Petit exemple de lettres de motivations glanées sur Parcours Sup

Je ne vais pas révéler ma source, mais les lettres de motivation Parcours Sup ci-dessous sont issues d’un lot d’environ 1500 candidatures que des enseignants d’un département d’IUT ont dû examiner. Chaque enseignant-e a récolté environ 200 dossiers (bulletins, notes, appréciations de l’établissement, lettres de motivation…) a examiner en détail en quelques jours — et ça prend un temps fou. Il s’agit de lire les notes et bulletins des prétendants et de noter en quelque sorte chaque dossier pour trier tout ce pauvre monde. Une certaine idée de l’enfer administratif, en somme, consistant à trier des gamins qui peuvent être de même niveau au dixième près via un système absurde. Par exemple, celle qui va se retrouver au final après la réévaluation de son dossier sur Parcours Sup avec un 11,76 sera mieux placée que celui qui aura un 11,77, et ça peut grandement faire la différence entre eux pour se retrouver ou non dans le quota de places. Absurde car angoissant et décourageant : les jeunes évalués, alors qu’ils n’ont pas fini leur terminale, se retrouvent à postuler à des formations qu’ils n’ont aucunement envie d’intégrer parce qu’ils doivent enfiler de force des choix, sachant qu’ils se feront de toute façon éliminer parce que l’algorithme est biaisé, parce qu’il n’y a pas de places, parce que, parce que, etc. Absurde car l’appauvrissement immense et évolutif des étudiants fera qu’ils ne pourront s’exiler à l’autre bout du pays ; absurde car nous baignons dans une politique qui vise à pousser vers les écoles privées en coupant toujours plus les moyens au public depuis vingt ans au moins… La philosophie de Parcours Sup participe grandement de la désaffection vers le service public… Du moins tant que les gens pourront payer, ce qui n’est peut-être pas garanti sur le long terme. Bref, tapez dans Google « critique de Parcours Sup », vous verrez les reproches innombrables et argumentés qui émanent, et ce, même depuis le Sénat.
Dans ce joyeux principe, des lycéennes et lycéens postulent, mais beaucoup n’en ont finalement rien à foutre, le mot n’est pas trop fort, car en plus ils ou elles savent que les études ne leur garantissent plus rien, en tout cas pas forcément du boulot. Certains, du coup, se lâchent dans la partie « lettre de motivation » car on leur demande en plus d’être motivés par écrit de la même façon qu’il faut l’être pour être embauché dans un abattoir ou, toujours, pour n’importe où ailleurs. Quand les lettres ne sont pas copiées-collées désormais depuis ChatGPT, et ça se voit, ce qui renforce chez les examinateurs le plaisir d’avoir dû fastidieusement les trier, c’est de tomber sur du fantaisiste ou  carrément sur du… « va te faire voir… ».

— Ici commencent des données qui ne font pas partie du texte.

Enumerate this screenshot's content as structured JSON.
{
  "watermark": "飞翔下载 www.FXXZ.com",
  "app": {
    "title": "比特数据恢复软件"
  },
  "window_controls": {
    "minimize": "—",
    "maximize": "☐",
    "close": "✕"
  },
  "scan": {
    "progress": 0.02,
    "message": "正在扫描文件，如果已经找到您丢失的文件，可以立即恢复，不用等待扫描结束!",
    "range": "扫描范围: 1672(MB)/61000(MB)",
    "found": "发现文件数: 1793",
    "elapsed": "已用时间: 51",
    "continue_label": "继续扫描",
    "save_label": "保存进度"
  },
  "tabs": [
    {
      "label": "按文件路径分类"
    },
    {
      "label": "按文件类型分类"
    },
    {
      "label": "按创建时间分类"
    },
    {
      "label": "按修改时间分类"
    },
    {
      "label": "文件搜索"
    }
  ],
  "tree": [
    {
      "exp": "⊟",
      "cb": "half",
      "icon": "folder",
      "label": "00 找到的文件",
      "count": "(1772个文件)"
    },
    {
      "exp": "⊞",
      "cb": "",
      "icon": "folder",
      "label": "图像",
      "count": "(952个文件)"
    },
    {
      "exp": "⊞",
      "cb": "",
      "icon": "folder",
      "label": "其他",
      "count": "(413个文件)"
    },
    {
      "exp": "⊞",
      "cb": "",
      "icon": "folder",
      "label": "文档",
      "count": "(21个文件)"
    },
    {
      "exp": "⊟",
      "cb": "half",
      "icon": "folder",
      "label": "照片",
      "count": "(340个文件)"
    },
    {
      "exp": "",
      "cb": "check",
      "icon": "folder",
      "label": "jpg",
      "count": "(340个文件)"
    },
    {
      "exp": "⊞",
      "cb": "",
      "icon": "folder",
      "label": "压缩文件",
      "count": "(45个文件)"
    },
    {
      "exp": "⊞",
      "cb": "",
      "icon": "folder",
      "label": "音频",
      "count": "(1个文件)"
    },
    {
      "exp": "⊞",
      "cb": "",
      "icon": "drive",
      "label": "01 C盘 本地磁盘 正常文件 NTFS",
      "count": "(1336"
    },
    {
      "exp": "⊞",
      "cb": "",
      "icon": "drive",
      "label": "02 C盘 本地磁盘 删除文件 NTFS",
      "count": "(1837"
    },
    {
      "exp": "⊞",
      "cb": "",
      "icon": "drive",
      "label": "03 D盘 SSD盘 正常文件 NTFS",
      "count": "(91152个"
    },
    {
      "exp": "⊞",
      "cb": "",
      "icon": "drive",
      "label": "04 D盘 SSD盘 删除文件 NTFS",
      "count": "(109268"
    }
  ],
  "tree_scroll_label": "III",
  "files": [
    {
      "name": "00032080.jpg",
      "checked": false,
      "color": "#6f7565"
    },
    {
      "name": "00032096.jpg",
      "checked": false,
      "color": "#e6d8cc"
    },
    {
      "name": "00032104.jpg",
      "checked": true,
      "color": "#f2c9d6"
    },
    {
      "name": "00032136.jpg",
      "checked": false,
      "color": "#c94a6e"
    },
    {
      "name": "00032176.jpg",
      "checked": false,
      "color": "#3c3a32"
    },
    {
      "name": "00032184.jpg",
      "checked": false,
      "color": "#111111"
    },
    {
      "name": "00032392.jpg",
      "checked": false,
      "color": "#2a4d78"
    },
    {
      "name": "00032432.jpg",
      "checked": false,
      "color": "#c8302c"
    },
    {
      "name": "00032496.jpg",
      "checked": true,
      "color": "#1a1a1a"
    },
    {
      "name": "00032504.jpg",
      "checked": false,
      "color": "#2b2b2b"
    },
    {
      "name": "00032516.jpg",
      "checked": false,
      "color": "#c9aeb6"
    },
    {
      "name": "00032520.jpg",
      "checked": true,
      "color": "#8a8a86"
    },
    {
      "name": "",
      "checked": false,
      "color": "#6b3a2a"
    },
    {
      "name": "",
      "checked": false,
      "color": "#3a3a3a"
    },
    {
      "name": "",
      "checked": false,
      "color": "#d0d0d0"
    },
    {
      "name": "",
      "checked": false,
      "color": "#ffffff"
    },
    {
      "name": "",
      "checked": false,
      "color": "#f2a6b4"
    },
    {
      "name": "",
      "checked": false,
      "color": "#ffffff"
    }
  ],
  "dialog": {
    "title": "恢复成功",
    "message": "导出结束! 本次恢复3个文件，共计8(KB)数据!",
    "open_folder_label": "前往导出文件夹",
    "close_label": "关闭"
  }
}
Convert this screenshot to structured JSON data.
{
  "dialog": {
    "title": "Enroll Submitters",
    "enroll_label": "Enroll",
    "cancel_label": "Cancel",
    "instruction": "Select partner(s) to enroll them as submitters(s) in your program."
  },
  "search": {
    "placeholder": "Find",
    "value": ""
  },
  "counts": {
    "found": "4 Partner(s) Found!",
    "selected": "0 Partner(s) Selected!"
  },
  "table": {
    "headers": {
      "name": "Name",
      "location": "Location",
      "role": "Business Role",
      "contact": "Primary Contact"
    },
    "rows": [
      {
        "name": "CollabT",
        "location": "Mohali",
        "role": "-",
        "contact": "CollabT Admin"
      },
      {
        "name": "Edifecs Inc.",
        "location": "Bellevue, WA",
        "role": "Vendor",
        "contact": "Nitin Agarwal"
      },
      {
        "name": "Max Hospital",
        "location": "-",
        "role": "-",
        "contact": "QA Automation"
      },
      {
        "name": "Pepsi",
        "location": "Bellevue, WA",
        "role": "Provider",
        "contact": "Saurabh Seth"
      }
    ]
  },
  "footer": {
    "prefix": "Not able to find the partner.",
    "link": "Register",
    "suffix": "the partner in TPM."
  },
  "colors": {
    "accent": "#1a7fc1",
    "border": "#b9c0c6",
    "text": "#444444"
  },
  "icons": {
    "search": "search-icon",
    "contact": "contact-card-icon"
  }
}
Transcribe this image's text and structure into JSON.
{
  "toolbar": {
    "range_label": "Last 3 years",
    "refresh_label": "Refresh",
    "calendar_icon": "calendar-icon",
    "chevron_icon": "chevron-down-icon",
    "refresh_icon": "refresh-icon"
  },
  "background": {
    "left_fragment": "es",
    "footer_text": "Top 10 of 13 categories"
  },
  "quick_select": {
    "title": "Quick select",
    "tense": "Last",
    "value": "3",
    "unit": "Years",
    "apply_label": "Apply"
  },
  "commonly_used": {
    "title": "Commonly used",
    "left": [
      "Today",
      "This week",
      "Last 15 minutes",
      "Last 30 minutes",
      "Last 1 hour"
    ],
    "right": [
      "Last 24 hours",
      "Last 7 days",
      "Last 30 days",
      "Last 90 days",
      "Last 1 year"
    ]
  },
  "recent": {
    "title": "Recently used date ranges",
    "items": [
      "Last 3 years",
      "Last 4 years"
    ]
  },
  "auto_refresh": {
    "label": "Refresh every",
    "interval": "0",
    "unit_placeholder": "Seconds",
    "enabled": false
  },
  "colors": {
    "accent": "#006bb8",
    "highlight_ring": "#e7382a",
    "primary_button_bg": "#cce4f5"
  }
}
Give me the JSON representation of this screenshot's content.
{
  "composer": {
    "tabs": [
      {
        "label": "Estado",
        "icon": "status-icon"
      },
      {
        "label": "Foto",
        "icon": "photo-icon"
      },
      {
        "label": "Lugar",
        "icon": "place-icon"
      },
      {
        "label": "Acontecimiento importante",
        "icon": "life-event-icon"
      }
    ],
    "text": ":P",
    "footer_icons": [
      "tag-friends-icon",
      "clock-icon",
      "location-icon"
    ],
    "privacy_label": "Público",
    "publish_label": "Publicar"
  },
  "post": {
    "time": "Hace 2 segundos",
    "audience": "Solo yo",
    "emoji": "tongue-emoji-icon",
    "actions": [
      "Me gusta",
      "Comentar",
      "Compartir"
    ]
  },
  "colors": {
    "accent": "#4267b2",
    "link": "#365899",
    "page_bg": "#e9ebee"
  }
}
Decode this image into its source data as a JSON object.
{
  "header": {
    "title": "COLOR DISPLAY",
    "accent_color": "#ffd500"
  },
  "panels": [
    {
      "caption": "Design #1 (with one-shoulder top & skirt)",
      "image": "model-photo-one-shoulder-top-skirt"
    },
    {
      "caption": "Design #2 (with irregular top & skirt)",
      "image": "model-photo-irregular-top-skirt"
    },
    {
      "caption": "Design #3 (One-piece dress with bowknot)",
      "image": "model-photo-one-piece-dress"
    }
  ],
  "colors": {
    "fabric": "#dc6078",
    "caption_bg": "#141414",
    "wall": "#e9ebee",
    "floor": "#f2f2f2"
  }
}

Commençons par le gentil :

• Prix de la « motivation sympathique et compassionnelle ». Je souffre d’écrire ces lettres de motivation, mais je sais qu’à les lire, vous aussi :

• Prix de la « motivation farouche ». Je montre ma détermination : non seulement je suis venu aux portes ouvertes de l’établissement, mais je peux le prouver. Alors hein… 



• Prix de la « motivation désinvolte ».
Je montre déjà que je suis au maximum de mes capacités de production.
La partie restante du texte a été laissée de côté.